MPA executive director Vivek Couto said: “During 2020, the Covid-19 pandemic created a work-from-home environment that scaled the adoption of online services, including SVoD.

“The average number of SVoD services subscribed to by customers outside of China grew through 2020, reaching 3.8 in Australia and Japan and 2.8 in markets such as India and South-East Asia.

“While subscriber growth will decelerate in 2021 and the production of new content will remain impacted in the first half of 2021, the scale and velocity of investment in premium content should ensure that net new customer additions will remain robust over the medium term.

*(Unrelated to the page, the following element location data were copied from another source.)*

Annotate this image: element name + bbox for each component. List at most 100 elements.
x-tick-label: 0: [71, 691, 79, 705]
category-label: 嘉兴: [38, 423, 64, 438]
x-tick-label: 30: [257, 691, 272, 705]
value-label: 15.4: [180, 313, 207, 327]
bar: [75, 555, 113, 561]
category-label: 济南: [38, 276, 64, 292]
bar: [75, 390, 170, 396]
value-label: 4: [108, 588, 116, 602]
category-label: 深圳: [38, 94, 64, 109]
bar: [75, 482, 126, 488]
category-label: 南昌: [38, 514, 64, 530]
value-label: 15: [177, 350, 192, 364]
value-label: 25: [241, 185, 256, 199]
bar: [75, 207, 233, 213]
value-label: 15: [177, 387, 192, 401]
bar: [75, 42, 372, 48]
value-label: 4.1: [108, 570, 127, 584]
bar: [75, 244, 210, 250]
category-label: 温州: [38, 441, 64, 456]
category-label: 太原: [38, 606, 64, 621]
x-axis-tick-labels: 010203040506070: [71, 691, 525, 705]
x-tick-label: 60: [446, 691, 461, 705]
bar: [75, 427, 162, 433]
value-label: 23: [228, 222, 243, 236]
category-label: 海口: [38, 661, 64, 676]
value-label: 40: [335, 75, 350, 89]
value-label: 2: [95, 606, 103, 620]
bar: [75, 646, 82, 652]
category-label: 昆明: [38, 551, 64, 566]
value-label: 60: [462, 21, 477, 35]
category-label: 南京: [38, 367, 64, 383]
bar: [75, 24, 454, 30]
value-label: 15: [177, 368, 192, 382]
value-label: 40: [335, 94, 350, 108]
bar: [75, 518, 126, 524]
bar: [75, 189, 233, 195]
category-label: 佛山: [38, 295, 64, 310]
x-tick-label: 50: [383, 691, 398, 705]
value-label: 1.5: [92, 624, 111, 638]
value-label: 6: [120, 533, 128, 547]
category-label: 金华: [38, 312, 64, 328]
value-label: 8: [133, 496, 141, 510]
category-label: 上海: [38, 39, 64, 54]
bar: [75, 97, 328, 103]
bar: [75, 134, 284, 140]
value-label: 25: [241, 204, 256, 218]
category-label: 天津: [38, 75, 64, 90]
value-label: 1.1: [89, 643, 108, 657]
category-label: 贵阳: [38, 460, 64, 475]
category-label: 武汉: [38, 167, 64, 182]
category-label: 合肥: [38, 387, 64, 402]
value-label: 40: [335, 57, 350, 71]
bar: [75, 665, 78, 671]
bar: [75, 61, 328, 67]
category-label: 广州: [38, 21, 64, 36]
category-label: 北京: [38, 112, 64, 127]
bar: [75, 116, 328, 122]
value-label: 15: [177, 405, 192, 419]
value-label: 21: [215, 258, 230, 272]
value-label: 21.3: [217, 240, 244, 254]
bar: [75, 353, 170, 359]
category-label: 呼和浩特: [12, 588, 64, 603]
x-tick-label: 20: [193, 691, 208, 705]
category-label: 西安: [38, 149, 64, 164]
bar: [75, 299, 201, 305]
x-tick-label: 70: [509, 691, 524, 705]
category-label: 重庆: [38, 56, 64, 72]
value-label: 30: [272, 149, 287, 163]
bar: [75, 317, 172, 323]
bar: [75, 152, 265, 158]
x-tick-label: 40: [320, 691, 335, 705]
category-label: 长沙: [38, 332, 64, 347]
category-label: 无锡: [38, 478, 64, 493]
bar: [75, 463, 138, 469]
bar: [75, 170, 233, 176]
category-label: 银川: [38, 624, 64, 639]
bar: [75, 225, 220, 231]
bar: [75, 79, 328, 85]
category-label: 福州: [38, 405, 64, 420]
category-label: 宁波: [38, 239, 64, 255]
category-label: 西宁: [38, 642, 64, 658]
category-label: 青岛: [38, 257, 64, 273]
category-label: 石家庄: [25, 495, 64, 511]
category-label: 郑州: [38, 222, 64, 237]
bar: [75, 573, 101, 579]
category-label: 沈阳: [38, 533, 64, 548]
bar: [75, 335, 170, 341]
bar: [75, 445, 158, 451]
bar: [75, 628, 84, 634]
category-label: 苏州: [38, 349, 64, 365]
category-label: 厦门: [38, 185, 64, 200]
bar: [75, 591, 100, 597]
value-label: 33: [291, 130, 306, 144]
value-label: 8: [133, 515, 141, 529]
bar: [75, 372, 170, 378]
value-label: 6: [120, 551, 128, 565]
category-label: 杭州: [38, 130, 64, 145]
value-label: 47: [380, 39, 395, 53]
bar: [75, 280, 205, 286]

“Moreover, profitability should grow more rapidly than revenues and subscribers as online businesses scale. This is particularly true in larger markets such as Australia, China, Japan and Korea.”

Couto added: “In the emerging markets of India and Southeast Asia, the landscape for SVoD is promising but is still being shaped because of growing competitive intensity with increased investment in content and distribution.

“The future will also see more distribution deals with mobile, fixed broadband, pay TV and smart TV operators to drive consumption and payment on small and big screens. Evolving regulations may impact content creation and investment as governments look to introduce censorship and impose content quotas.”